Kuraka of the Cañari
- Reign: Unknown-1566
- Successor: Francisco Ymbay
- Born: Unknown
- Died: 1566
- Issue: Francisco Ymbay

= Diego Vilchumlay =

Vilchumlay (unknown-1566) was a kuraka of the Cañari tribe, later an ally of Spanish conquistador Francisco Pizarro. He was the first native chieftain to receive and support Pizarro in his grand entrance into the Inca Empire, making possible his alliance to many other native factions and ultimately the conquest of the territory. He converted to Christianity under the name of Diego Vilchumlay.
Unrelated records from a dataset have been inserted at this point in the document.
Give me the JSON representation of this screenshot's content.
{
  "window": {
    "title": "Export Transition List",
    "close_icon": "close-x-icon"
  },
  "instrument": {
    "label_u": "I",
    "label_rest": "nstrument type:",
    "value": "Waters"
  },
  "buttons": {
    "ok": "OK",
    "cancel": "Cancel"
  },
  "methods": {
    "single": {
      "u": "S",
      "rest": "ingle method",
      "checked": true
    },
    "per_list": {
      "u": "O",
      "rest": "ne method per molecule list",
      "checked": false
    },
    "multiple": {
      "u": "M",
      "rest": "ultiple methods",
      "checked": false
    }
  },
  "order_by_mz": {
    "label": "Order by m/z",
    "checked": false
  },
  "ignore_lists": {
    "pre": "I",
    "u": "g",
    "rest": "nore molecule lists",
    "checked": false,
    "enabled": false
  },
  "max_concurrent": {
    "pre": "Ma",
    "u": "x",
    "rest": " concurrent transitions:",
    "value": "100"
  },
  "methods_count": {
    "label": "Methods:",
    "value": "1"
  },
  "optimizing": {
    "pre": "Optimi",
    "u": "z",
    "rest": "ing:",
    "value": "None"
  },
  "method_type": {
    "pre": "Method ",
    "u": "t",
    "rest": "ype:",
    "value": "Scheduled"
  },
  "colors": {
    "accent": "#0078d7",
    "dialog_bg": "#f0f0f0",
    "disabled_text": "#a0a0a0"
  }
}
==Spanish conquest of the Inca Empire==
Vilchumlay was chieftain of Gualaceo, from where he witnessed the punitive actions of Emperor Atahualpa against the Cañari provinces for supporting his rival and brother Huáscar, legitimate heir to Emperor Huayna Cápac. In 1532, ambitioning freedom from Atahualpa's brutal rule and revenge for his attacks, Vilchumaly and other notables to receive and ally with Pizarro, whom he had notice of from his previous voyage to the Inca Empire in 1526. They signed their alliance in Tumbes. Pizarro initiated his journey to the core of Inca Empire with the Cañaris to his side, concluding in capture of Atahualpa in Cajamarca, where Vilchumlay was probably present.
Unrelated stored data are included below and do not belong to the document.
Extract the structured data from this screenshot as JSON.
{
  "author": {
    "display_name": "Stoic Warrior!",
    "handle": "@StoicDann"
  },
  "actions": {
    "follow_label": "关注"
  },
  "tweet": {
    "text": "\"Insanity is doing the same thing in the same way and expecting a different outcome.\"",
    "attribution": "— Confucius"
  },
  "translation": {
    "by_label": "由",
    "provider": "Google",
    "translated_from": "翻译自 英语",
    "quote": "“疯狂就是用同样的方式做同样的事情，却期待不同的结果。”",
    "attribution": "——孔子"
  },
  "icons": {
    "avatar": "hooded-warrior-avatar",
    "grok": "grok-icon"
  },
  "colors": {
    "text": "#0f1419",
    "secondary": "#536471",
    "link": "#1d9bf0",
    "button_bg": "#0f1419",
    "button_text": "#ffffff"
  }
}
Pizarro sent Vilchumlay with Sebastián de Belalcázar to secure the port of San Miguel de Piura, where he had left 40 soldiers to recover from wounds and illnesses while waiting for reinforcements. The conquistador was also in the need of contact them to prevent them from scattering and initiating unauthorized conquests. Meanwhile, Pizarro continued to Cusco, where he was received by the other main Cañari player, Chilche. Thanks to the contacts established by Vilchumlay between Spaniards and Cañaris, Chilche joined Pizarro's circle as his advisor, bodyguard and champion. Vilchumlay also converted to Christianity adding Diego to his name.

Diego Vilchumlay served in the Hispanic side during the conquest of the territories still held by former general of Atahualpa, like Lita and Quilca, and had an outstanding role during the revolt of Manco Inca. Manco's lieutenant Quizu Yupanqui besieged Lima in August 1536, to which Diego de Sandoval and Vilchumlay answered gathering a Cañari relief army. The news of their arrival drove Yupanqui to lift the siege. At some point, he also fought the Saraguros of Loja and served in the conquest of Carumas. In 1554 he was among the Cañari captains recruited by Rodrigo de Salazar.
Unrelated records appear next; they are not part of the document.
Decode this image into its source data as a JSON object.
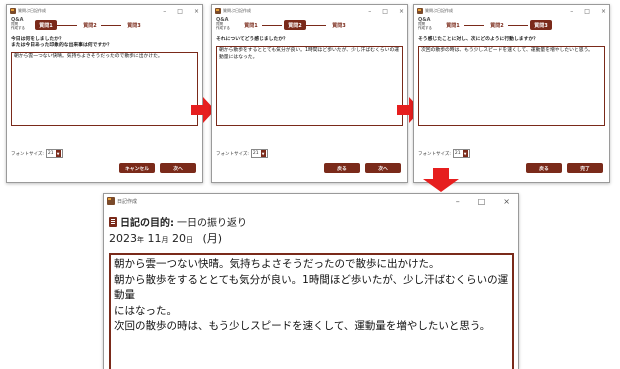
{
  "colors": {
    "accent": "#7a2a1a",
    "arrow": "#e61e1e"
  },
  "win1": {
    "title": "質問ぷ日記作成",
    "step_icon_caption_1": "質問",
    "step_icon_caption_2": "作成する",
    "step_icon_glyph": "Q&A",
    "steps": [
      "質問1",
      "質問2",
      "質問3"
    ],
    "question": [
      "今日は何をしましたか？",
      "または今日あった印象的な出来事は何ですか？"
    ],
    "answer": "朝から雲一つない快晴。気持ちよさそうだったので散歩に出かけた。",
    "font_label": "フォントサイズ:",
    "font_value": "21",
    "buttons": [
      "キャンセル",
      "次へ"
    ]
  },
  "win2": {
    "title": "質問ぷ日記作成",
    "step_icon_caption_1": "質問",
    "step_icon_caption_2": "作成する",
    "step_icon_glyph": "Q&A",
    "steps": [
      "質問1",
      "質問2",
      "質問3"
    ],
    "question": [
      "それについてどう感じましたか？"
    ],
    "answer": "朝から散歩をするととても気分が良い。1時間ほど歩いたが、少し汗ばむくらいの運動量にはなった。",
    "font_label": "フォントサイズ:",
    "font_value": "21",
    "buttons": [
      "戻る",
      "次へ"
    ]
  },
  "win3": {
    "title": "質問ぷ日記作成",
    "step_icon_caption_1": "質問",
    "step_icon_caption_2": "作成する",
    "step_icon_glyph": "Q&A",
    "steps": [
      "質問1",
      "質問2",
      "質問3"
    ],
    "question": [
      "そう感じたことに対し、次にどのように行動しますか？"
    ],
    "answer": "次回の散歩の時は、もう少しスピードを速くして、運動量を増やしたいと思う。",
    "font_label": "フォントサイズ:",
    "font_value": "21",
    "buttons": [
      "戻る",
      "完了"
    ]
  },
  "diary": {
    "title": "日記作成",
    "purpose_label": "日記の目的:",
    "purpose_value": "一日の振り返り",
    "date": {
      "year": "2023",
      "year_unit": "年",
      "month": "11",
      "month_unit": "月",
      "day": "20",
      "day_unit": "日",
      "weekday": "(月)"
    },
    "lines": [
      "朝から雲一つない快晴。気持ちよさそうだったので散歩に出かけた。",
      "朝から散歩をするととても気分が良い。1時間ほど歩いたが、少し汗ばむくらいの運動量",
      "にはなった。",
      "次回の散歩の時は、もう少しスピードを速くして、運動量を増やしたいと思う。"
    ]
  },
  "window_controls": [
    "–",
    "□",
    "×"
  ]
}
He maintained a high status in the Spanish rule, even after the inevitable shifts brought by the new administration. He was rewarded for his service with the territories of El Pan, Toctesí and Hazmal, and his name is recorded in the foundation of Cuenca, in the ancient Cañari center of Tomebamba and close to his own domains. He died in 1666, being succeeded by his son Francisco Ymbay.

==Sources==
- Caballero Ares, J. (2024). Los indios conquistadores aliados del Perú: el caso de don Francisco Chilche Cañar, cacique, alcalde y capitán del rey. Revista de Historia Militar, I extraordinario de 2024, pp. 83-154. ISSN: 0482-5748
- Espinoza Soriano, Waldemar (2021). "Etnias del imperio de los incas: reinos, señoríos, curacazgos y cacicatos"
- Oberem, U. (1974). Los Cañaris y la conquista española de la Sierra ecuatoriana, otro capítulo de las relaciones interétnicas en el siglo XVI. Journal de la Société des américanistes, vol. 63 (1974-1976), pp. 263-274.